Yes, Edmund, now that I am working among 'elders' I am trying to track down
that Koch book on working in nursing homes.
Poetry workshops are part of much of the teaching fabric here in the USA -
from Kindergarten and now - as this baby boomer demographic goes into a big
burst - among emerging elderly - who are not going to take it (age) sitting
down. (Imagine rock & rock wheel chair dances, etc.)

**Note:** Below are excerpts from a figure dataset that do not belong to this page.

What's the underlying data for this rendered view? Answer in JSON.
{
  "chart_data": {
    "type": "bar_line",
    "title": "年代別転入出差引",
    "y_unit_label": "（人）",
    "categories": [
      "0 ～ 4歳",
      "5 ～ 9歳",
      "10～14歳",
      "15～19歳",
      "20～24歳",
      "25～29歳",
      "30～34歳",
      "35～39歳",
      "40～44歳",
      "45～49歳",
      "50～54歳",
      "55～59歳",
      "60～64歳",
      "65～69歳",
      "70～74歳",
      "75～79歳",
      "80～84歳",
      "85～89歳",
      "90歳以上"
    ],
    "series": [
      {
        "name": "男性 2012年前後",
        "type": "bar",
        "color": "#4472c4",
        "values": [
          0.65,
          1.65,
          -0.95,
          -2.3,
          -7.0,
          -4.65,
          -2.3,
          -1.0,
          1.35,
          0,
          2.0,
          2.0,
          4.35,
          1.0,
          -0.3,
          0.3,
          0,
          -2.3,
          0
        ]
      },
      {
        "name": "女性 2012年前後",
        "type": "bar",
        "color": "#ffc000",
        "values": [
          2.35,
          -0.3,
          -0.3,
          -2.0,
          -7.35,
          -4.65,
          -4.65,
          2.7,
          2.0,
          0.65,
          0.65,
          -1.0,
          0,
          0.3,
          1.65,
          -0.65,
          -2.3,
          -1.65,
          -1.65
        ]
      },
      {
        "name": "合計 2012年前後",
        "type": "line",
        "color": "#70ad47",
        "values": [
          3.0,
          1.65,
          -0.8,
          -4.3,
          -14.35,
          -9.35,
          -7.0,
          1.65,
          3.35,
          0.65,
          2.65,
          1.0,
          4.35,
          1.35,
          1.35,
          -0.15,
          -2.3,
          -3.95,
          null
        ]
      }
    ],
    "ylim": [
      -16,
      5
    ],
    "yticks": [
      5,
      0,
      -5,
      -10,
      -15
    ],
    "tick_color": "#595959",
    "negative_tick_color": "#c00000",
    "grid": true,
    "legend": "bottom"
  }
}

Kenneth Koch absorbed - among some that would be to put it kindly - many of
his ideas from the Teacher's & Writer's collaborative - which was started in
New York in the mid-sixties by Herb Kohl. Ron Padgett, until recently, was
head of their very good publications program. Ron certainly brought a
surreal taste for 'play' to the program.
But a visit to their website (please google to find) will give you a sense
of the range of many many possibilities.
I am sure the Oulipo (sp?) example is permeating the more imaginative
approaches to 'exercises' in class.
By the way, speaking of Ouilipo, particularly for its wonderfully diverse
and exhaustive embrace of Paris, I suggest folks keep their eyes for Jacques
Roubaud's "The Form of a city changes faster, alas, than the human heart."

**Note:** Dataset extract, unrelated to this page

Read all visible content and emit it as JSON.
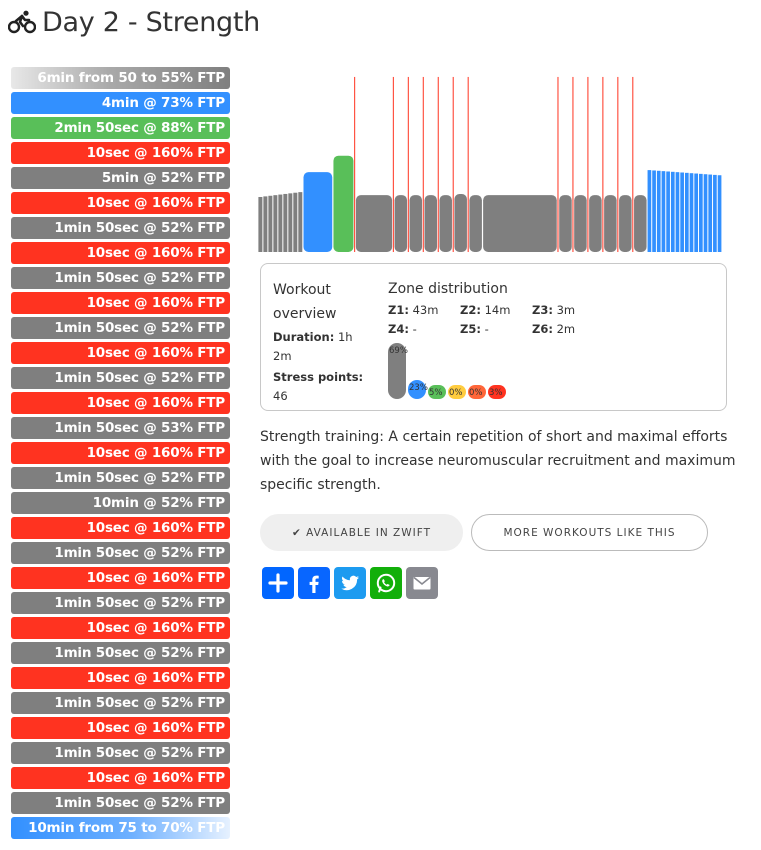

It's coming out from Dalkey Archive Press in July and is translated by Keith
and Rosemarie Waldrop. I got an advance review copy and I can't put it
down, well, I did for this!
Stephen
http://stephenvincent.net/blog/
Currently home of the "Tenderly" series,
A serial work in progress.
> i'm curious about Kenneth Koch's how to write/teach poetry manuals - I think
> there are 4 of them -
>
> (I was browsing through Rose, where did you get that red? in the library)
>
> Has anyone used them as manuals? Or read them just for enjoyment?
>
> I'm particularly curious about "I never told anybody: teaching poetry
> writing in a nursing home".
>
> Can this kind of book be a catalyst?
>
> My own interest isn't so much practical (I'm not involved with poetry
> workshops) but I am interested in the history of entertaining instruction
> manuals, from statecraft to etiquette. I believe the earliest known books
> are manuals, like the Arthasastra of Kautilya, c. 300 B.C. (That one
> contains info on "how to create a village", "how to use spies properly" etc)
>
> My impression is that Koch's manuals are rather different to, say, a more
> didactic approach, and it intermixes with the poetry - such as the
> mock-serious instruction manual poems The Art of Love and The Art of Poetry,
> or the lists of things to do in Bed etc.
>
> The instruction-manual poem seems to be predominantly, now, the
> instructions-for-a-conceptual-art exhibit poem.